07 January 2011
There is no statutory requirement to have an agreement with MD of the Company.
MD can be appointed by a resolution passed by the Board intially and later approved by members in the general meeting. He may be issued an appointment letter like any other employee of the Company.
Generally the provisions of appointment and remuneration of MD/WTD in a private limited company is govern by their articles, because the provisions of Companies Act, 1956 will not applicable. But as a good corporate practice you can follow the procedure applicable to public limited company for such appointment.
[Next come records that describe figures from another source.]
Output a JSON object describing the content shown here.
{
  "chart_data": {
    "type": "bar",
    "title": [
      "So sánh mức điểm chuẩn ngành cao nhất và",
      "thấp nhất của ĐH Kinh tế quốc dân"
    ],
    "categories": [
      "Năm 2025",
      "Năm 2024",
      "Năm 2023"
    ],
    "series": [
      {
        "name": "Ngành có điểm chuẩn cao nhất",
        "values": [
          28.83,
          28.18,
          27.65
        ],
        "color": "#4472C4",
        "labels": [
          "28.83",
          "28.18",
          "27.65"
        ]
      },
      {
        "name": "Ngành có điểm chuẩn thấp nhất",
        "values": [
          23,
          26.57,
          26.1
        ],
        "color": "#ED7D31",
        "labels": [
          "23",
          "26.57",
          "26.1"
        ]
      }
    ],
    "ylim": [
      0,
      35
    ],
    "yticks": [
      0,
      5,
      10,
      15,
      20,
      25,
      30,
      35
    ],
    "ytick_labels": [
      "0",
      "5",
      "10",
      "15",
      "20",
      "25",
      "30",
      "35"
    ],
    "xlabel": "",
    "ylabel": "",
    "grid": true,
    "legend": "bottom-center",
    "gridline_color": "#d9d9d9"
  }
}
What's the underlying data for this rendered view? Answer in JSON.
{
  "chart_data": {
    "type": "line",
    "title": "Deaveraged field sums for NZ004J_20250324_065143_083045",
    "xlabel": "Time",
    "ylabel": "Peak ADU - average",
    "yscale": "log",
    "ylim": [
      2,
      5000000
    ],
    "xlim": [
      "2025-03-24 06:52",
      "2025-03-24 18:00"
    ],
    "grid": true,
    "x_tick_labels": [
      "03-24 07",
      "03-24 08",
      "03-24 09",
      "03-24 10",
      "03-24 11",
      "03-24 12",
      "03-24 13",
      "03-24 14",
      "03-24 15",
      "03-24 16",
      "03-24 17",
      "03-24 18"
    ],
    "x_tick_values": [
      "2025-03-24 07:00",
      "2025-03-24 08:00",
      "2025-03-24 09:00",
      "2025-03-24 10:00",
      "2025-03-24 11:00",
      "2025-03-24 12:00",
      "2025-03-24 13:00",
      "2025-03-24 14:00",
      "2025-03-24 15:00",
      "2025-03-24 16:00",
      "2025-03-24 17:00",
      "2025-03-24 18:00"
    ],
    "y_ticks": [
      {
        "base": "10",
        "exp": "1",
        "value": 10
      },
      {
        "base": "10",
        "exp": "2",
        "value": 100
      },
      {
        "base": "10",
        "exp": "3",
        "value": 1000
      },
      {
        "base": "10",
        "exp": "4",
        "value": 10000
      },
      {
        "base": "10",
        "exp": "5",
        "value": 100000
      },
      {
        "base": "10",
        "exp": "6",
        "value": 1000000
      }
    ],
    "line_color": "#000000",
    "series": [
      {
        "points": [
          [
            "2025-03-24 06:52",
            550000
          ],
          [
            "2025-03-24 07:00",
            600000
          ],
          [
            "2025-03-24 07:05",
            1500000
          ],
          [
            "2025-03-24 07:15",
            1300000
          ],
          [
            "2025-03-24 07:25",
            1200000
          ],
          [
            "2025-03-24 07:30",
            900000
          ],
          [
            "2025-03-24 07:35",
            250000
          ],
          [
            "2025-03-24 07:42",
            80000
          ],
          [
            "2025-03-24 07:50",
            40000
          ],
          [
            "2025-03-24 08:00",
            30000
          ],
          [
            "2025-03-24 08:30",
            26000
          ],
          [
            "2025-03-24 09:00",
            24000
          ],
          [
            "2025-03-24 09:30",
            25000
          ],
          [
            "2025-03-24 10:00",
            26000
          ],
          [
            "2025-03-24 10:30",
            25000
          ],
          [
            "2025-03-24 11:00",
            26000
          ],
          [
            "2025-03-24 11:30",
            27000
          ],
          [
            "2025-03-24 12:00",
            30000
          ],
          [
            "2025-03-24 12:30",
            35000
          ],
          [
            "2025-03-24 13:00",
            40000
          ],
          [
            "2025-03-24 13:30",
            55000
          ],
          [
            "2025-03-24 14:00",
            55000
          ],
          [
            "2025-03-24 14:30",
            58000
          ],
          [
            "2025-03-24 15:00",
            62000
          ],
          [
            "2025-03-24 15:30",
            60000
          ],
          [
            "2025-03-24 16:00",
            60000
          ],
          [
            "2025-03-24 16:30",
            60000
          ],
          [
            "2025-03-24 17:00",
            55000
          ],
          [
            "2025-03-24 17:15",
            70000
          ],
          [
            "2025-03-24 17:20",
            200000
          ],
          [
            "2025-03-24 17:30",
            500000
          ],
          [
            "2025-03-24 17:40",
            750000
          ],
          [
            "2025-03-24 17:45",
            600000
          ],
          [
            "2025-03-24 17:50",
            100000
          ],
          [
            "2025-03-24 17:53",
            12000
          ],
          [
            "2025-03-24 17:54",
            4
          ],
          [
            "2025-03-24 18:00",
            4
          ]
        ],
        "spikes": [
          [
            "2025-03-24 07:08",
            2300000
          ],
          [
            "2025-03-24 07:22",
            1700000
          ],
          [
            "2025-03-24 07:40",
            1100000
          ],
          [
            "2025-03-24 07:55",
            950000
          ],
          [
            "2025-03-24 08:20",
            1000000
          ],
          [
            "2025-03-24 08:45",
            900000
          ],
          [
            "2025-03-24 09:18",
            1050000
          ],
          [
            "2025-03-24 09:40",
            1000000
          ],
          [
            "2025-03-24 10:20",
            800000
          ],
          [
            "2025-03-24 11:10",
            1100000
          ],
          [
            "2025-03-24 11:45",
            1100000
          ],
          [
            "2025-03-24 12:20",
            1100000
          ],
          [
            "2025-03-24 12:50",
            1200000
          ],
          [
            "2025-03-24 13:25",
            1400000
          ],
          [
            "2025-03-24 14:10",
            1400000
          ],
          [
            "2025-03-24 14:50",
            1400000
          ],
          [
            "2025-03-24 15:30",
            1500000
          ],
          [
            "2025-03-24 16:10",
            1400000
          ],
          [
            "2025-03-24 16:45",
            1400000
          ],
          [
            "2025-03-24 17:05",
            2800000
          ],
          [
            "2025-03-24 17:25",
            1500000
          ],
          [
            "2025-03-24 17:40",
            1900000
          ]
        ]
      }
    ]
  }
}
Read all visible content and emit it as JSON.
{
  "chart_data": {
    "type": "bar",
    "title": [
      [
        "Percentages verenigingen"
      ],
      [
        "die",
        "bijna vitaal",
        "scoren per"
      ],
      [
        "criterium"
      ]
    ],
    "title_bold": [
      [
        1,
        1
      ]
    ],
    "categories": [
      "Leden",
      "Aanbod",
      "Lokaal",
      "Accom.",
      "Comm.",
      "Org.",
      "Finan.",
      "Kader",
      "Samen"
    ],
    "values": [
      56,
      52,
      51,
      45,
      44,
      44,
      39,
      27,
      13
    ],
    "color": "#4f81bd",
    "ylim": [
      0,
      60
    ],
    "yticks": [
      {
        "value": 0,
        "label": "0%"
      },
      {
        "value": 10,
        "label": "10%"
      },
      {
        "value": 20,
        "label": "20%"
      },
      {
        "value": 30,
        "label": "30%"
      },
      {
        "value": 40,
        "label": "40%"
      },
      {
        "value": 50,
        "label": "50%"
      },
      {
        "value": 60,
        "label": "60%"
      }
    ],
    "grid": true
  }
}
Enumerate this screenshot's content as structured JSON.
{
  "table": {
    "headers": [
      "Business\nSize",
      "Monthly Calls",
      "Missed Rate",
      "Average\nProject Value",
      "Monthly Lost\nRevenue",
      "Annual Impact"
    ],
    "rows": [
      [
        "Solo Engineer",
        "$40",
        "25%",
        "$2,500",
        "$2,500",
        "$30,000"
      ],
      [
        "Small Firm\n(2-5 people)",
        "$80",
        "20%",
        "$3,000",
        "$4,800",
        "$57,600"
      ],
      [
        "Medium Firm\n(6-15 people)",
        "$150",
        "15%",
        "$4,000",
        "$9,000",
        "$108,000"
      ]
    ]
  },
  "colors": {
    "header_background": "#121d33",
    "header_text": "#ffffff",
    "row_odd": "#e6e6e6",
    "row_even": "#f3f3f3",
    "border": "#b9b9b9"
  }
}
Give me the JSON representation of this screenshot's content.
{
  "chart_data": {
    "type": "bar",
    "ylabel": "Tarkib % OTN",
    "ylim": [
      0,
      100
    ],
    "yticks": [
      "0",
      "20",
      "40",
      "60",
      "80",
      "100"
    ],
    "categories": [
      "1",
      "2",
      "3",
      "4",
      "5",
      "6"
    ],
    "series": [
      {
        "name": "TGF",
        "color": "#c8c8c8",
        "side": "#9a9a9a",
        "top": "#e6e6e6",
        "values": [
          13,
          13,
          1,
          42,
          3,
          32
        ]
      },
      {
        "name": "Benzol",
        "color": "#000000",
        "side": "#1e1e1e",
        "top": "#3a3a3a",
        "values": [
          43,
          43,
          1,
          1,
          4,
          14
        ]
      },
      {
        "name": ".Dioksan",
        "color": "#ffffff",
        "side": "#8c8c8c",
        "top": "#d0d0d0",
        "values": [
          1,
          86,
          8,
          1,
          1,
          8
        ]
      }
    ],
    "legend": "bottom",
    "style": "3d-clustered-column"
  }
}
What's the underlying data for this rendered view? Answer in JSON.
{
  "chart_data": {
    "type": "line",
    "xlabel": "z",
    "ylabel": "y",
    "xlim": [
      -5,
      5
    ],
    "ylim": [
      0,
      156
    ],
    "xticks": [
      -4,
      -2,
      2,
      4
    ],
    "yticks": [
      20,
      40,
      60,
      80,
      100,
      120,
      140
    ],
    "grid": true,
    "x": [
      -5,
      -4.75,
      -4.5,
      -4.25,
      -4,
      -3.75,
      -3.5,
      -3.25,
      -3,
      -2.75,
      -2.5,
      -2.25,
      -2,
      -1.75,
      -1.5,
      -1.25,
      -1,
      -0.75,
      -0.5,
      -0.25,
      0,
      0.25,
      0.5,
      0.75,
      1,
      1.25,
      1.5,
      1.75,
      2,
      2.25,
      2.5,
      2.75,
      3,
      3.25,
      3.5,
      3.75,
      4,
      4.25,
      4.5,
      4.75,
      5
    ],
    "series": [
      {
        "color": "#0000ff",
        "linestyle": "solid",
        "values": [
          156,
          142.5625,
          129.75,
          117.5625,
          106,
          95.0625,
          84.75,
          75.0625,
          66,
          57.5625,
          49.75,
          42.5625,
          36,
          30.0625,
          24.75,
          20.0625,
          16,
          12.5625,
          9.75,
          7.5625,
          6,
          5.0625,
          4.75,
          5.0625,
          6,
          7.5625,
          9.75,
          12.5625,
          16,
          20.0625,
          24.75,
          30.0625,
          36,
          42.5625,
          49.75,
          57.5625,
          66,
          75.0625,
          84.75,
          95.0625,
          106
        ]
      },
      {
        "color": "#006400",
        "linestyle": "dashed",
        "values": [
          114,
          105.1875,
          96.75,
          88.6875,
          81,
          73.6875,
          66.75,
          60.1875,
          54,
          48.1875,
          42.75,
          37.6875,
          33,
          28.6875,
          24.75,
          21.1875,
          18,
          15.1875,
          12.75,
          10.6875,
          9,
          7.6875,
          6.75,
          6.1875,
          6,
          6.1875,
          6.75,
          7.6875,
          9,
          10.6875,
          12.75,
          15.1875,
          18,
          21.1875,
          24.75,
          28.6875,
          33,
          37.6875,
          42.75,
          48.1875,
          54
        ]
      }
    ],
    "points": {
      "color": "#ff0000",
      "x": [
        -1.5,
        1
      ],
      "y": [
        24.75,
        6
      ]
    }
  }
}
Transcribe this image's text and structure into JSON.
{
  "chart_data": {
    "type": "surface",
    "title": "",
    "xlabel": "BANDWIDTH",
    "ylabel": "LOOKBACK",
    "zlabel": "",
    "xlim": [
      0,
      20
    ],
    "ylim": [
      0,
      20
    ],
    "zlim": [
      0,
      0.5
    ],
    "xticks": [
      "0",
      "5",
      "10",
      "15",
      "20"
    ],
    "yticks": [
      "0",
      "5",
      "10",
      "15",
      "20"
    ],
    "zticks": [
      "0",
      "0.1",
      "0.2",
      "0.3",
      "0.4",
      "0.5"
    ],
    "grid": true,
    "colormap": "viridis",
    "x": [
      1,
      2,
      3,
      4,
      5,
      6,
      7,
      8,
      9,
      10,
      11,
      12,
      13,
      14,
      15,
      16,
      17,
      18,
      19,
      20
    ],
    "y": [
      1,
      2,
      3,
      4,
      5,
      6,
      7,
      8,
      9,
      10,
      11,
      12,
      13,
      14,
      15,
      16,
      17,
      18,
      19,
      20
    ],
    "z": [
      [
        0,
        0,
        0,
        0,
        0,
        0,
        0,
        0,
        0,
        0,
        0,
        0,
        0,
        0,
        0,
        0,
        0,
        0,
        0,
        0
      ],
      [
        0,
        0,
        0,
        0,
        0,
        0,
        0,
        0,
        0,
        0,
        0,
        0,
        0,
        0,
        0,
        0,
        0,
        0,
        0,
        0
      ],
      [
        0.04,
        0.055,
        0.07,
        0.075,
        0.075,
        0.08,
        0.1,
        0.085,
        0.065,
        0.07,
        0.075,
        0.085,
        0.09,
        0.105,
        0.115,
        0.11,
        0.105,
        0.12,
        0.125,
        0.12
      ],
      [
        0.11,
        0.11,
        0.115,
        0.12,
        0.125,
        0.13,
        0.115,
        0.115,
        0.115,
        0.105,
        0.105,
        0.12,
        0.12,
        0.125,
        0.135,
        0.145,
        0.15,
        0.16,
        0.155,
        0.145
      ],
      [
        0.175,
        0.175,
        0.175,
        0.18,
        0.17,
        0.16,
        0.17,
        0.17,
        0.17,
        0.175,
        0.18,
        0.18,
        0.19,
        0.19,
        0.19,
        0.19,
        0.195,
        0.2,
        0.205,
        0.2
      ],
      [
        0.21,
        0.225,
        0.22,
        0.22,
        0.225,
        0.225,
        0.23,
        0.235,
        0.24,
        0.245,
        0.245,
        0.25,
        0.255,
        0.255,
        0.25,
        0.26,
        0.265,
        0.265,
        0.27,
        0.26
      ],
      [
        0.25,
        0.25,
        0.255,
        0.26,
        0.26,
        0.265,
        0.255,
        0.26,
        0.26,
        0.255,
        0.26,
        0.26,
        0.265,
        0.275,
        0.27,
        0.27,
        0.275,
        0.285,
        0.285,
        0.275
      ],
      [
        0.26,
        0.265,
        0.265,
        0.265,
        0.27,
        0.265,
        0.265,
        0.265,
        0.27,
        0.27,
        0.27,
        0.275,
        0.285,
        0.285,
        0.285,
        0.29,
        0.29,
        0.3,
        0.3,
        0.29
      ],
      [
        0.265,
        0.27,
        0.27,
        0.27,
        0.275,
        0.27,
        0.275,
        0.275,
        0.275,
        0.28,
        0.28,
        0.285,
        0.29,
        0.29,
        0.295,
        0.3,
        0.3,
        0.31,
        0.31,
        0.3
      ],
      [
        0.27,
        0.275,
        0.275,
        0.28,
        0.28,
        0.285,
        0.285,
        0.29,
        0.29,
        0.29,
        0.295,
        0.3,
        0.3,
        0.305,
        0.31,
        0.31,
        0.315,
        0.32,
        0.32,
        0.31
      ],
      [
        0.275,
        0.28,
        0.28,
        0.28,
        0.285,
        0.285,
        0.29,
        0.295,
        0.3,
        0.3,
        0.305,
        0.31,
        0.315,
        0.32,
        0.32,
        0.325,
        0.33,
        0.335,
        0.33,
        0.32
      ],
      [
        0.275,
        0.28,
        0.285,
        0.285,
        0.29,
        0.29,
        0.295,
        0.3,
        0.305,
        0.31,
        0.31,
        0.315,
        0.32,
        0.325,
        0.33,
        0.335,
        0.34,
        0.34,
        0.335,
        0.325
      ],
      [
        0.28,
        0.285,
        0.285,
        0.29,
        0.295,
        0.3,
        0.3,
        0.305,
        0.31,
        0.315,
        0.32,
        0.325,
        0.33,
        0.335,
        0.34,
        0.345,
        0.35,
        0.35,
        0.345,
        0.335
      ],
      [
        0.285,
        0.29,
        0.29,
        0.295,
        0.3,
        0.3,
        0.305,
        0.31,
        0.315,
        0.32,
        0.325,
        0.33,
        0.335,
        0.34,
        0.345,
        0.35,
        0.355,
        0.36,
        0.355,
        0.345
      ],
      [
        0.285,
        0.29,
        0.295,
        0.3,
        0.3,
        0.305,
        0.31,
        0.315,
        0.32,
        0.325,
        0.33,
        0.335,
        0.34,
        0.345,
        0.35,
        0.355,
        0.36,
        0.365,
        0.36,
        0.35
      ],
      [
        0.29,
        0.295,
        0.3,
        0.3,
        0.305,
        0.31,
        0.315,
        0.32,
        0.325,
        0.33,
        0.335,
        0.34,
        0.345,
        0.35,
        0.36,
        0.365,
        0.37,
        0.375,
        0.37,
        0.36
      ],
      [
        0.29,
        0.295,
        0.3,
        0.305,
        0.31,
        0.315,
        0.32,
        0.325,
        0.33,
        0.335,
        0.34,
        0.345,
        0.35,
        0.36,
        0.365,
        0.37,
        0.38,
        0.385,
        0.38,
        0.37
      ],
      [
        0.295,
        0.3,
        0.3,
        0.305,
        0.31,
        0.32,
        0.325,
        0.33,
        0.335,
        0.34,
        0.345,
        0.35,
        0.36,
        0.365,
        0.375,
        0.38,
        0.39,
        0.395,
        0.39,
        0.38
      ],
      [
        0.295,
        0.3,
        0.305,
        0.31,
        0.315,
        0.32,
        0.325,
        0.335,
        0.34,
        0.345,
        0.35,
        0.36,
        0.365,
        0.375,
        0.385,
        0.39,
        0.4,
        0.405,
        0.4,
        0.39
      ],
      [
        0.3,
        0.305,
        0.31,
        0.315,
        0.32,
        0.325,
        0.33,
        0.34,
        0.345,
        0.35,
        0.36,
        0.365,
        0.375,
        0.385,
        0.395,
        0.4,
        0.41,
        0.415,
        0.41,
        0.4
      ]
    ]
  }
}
PROCEDURE FOR APPOINTMENT OF WTD/MANAGING DIRECTOR
1. Aboard Meeting shall be convened to decide on the proposal to appoint a particular person as a managing director and also decide provisionally the terms and conditions of the appointment including the remuneration if any, payable to the managing director. 2. The Board decide whether the remuneration payable to MD would be by way of monthly payment or at a specified percentage of the net profit of the company or partly by the one way or partly by the other. 3. A copy of the Board Resolution regarding the appointment should be filed with the ROC in Form-23 within 30 days from the date of passing of such resolution.{ Section 192(1) read with Section 195(4)(c)}. 4. If the appointment is in conformity with the provision of Schedule XIII, a return in Form-25 C must be filed with in 90 days from the appointment with ROC. 5. The appointment and remuneration payable to MD require approval of the Shareholders by Ordinary Resolution.{Clause I of Part III of Schedule XIII}. 6. The terms and conditions of the appointment of MD should be incorporated in an agreement executed by him with the company. 7. An abstract of the terms of agreement for the appointment of the MD should be sent to every member of the company within 21 days of entering into agreement.